Choosing the hair color, height or IQ of your future child as if you were creating an avatar in a video game: a scene that until yesterday only belonged to science fiction films is now entering the real market. In the fall of 2025, passengers on the New York subway found themselves faced with an advertising campaign with a dystopian flavor. The slogan was on the billboards: “Have your best baby” (have your best child), accompanied by strong statements such as “Height is 80% genetic” and “IQ is 50% genetic”. We were not talking about preventing serious diseases, but about optimizing human performance.
The business behind the slogans
The mastermind behind this campaign is Kian Sadeghi, a 25-year-old founder of the startup Nucleus Genomics. Sadeghi built the company’s mission (and its sales strategy) starting from a personal drama such as the loss of his fifteen-year-old cousin due to a genetic disease. The associated website, pickyourbaby.comfeatures an interface reminiscent of digital editors for character creation. But the costs bring us back to reality. The basic package starts at $9,999, the full experience (which includes the IVF cycle, screening of up to 20 embryos and personalized care) costs $9,999 per month for four months.
The promise is to identify over 2,000 possible diseases, combining these with the “performative” characteristics promoted by the campaign. Despite the media coverage, much of the scientific world has distanced itself from this practice. Researchers warn that genetic scores tied to intelligence or height are often “statistical gambles” and, to date, there is no scientific evidence that this method of performance selection actually works.
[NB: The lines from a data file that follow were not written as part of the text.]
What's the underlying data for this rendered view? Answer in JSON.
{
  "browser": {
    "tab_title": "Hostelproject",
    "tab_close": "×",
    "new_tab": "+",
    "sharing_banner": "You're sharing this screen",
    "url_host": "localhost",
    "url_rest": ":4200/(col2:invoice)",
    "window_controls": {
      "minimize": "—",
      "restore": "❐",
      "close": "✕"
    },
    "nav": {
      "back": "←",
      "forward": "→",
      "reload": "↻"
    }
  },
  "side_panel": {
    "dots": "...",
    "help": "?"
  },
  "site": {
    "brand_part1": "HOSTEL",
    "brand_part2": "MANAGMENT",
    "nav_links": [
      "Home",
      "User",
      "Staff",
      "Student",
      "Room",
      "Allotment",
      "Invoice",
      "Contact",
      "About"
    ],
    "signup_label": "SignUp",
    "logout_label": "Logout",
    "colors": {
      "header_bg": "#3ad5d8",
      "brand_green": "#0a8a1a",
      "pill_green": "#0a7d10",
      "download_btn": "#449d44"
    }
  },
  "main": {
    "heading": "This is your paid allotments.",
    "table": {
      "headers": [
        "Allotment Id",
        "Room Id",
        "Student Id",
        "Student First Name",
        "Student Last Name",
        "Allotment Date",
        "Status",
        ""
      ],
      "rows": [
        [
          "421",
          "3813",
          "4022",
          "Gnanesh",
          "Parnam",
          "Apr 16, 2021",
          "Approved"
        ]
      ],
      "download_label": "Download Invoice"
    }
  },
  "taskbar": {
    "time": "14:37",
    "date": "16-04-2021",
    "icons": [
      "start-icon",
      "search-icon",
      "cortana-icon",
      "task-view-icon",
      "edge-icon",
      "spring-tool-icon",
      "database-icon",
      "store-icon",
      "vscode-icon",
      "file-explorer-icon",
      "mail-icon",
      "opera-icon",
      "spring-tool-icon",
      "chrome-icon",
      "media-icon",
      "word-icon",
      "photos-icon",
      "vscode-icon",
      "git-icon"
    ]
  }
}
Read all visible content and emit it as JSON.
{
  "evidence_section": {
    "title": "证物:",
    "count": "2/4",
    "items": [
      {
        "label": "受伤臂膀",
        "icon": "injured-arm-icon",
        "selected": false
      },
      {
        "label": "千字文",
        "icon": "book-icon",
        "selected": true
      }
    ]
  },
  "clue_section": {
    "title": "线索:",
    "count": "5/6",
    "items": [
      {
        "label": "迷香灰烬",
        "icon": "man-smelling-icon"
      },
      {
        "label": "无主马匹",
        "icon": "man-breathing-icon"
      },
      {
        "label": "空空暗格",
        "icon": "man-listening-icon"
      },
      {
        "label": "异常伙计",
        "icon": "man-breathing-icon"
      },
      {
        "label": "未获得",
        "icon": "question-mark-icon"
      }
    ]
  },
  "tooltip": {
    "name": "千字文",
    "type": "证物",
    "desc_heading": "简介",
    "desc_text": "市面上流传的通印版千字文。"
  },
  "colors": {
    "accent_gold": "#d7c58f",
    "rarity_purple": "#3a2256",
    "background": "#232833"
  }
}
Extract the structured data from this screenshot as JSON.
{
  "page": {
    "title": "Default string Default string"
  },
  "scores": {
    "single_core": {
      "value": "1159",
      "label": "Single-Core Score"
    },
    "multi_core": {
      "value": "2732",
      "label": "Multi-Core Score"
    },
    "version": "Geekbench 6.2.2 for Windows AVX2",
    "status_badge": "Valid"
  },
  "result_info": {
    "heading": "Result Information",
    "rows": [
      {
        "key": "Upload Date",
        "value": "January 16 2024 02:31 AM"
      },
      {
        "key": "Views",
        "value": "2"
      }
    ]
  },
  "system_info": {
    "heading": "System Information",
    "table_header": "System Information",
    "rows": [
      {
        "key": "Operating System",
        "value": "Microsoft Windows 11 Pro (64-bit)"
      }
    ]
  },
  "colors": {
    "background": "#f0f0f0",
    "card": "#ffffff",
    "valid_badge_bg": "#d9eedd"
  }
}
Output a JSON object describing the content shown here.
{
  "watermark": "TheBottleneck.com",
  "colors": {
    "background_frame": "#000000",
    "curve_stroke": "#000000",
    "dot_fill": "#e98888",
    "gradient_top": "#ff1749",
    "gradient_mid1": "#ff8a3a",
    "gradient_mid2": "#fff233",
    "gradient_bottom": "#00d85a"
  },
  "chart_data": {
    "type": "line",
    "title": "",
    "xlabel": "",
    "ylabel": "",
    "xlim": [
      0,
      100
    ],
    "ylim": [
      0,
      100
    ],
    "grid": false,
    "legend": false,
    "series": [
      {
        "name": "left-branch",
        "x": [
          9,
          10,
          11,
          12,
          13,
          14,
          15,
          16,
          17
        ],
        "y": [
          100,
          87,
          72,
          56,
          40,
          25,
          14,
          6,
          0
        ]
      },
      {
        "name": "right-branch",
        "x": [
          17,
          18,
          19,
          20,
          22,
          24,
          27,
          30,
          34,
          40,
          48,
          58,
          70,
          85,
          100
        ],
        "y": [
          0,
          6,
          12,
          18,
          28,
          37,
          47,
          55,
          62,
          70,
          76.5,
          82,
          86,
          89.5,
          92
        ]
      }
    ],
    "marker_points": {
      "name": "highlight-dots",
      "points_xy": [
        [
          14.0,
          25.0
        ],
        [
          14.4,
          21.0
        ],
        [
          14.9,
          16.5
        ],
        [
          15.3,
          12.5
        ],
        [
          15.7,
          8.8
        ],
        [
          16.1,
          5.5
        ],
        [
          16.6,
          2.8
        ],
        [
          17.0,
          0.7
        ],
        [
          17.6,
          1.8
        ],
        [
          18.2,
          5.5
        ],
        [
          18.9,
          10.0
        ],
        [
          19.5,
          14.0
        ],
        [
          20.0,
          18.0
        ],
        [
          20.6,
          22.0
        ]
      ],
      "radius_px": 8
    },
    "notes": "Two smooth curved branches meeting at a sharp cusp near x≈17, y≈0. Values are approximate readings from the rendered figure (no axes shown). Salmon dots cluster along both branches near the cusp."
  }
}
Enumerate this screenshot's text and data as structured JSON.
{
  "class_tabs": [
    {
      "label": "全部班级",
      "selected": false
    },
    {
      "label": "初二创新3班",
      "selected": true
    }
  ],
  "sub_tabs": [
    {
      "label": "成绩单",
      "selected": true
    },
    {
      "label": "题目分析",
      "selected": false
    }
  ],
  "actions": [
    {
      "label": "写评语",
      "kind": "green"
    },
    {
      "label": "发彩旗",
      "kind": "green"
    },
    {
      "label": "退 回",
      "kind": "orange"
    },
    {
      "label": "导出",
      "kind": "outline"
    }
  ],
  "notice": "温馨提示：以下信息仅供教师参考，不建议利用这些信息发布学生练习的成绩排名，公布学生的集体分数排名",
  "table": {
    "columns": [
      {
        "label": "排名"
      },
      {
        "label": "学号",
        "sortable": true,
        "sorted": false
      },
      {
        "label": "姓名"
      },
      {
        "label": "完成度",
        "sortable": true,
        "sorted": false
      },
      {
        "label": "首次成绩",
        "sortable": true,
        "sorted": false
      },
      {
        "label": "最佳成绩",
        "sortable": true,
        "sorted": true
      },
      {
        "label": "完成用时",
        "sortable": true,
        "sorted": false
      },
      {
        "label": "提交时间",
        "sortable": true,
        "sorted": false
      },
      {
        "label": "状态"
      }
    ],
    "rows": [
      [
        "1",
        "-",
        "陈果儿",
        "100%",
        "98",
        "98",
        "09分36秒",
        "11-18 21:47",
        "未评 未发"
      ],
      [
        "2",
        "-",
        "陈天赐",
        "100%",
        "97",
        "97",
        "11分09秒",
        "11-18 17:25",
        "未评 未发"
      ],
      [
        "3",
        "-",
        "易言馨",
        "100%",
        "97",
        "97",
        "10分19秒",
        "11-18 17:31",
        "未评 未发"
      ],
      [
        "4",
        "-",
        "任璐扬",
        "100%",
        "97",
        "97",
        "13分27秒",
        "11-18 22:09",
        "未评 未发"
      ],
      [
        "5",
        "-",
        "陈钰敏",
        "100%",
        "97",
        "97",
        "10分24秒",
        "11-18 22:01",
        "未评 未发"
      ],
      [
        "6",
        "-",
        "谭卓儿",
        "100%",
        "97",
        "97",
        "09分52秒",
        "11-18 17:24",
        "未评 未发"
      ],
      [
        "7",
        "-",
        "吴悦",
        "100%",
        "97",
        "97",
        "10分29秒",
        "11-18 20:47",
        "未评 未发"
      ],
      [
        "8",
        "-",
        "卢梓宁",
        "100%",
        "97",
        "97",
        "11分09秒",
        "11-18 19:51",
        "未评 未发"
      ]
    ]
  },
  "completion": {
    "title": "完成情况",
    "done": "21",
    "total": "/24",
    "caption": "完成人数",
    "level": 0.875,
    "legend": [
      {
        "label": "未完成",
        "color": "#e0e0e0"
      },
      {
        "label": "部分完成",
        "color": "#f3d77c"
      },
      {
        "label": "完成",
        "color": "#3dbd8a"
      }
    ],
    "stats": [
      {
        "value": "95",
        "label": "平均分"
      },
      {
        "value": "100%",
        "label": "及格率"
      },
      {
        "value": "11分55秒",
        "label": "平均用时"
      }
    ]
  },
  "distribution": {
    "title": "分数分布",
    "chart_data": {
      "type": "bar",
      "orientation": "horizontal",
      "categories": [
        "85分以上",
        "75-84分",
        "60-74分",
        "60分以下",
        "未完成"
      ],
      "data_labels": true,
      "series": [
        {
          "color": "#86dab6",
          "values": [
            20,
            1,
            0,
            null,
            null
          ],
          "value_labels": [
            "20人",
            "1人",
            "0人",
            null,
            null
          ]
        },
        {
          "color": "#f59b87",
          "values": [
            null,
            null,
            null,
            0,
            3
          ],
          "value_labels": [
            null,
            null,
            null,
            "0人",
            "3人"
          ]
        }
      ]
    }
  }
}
How in vitro fertilization works today
To understand how much is real and how much is marketing, we need to take a step back and look at in vitro fertilization, a technique that has existed for almost fifty years. In Italy alone, in 2023, almost 90 thousand couples underwent it, leading to the birth of over 17 thousand children. The process involves the stimulation of ovulation, the collection of oocytes and their fertilization in the laboratory. From here, between five and ten embryos are usually obtained. It is precisely in this window, before implantation in the uterus, that genetic selection can be carried out.soci
There are currently three “levels” of intervention on embryonic DNA:
- There Preimplantation Genetic Diagnosis (PGT): a few cells are taken from the embryo without damaging it to analyze its DNA. It allows the identification of serious genetic diseases (such as cystic fibrosis, hemophilia or sickle cell anemia), offering carrier couples the concrete possibility of having healthy children. We are in the field of care.
- The Polygenic Test (PGT-P): it is the service offered by companies like Nucleus Genomics. Instead of looking for a single altered gene, it adds the statistical effect of thousands of genetic variants to calculate a probability, not a diagnosis. This test estimates, for example, the risk of Alzheimer’s, height or potential IQ. The enormous limitation of this test is that it ignores the impact of the environment, education, nutrition and lived experiences, factors that weigh as much or more than genetics itself.
- Thegenetic diting with CRISPR: in this scenario you don’t choose between existing embryos, but you rewrite the DNA directly. The changes become heritable for future generations. This practice is banned in much of the world, including Italy, but recent documents from Wall Street Journal reveal that an American company, Preventive, is considering experiments in the United Arab Emirates, where laws are more flexible.
The situation in Italy and the ethical dilemmas
In Italy, law 40 regulates medically assisted fertilization in a restrictive manner. Access is permitted only to heterosexual couples with infertility/sterility problems or to fertile couples but carriers of hereditary genetic diseases. Preimplantation diagnosis is only permitted for serious pathologies, while gene editing is strictly prohibited. In the United States, however, regulations even allow the sex of the unborn child to be selected out of pure personal preference.
Genetic selection for prevention already raises complex debates. An emblematic case is that of Iceland: here almost all pregnant women choose prenatal screening for trisomy 21 (Down’s Syndrome) and almost all decide to terminate the pregnancy in case of positivity. As a result, in a population of 400 thousand inhabitants, children born with Down syndrome are almost non-existent. A fact that divides those who see it as a triumph of prevention from those who fear a eugenic drift (a set of theories and practices to improve the genetic quality of a certain population).
But the real ethical short circuit occurs when we move from cure to paid optimization. When a slogan states that height is 80% genetic, the subtext is that being short is a flaw. When we talk about 50% genetic IQ, it is suggested that we can intervene on an implicit ranking. If services costing tens of thousands of dollars became the norm for the wealthier classes, the risk would be to transform current social inequalities into inequalities embedded directly in DNA. Furthermore, what psychological burden would be placed on a child born after being designed to be “the best”, especially if real life does not match the expectations of his genetic makeup?
Technology advances rapidly, speaking the language of scalability and optimization typical of software. But science preaches caution, reminding us of biological complexity, the interaction between genes and environment, and statistical limits. We are in the middle, torn between the human desire to avoid pain and the disturbing risk of transforming birth into a design project.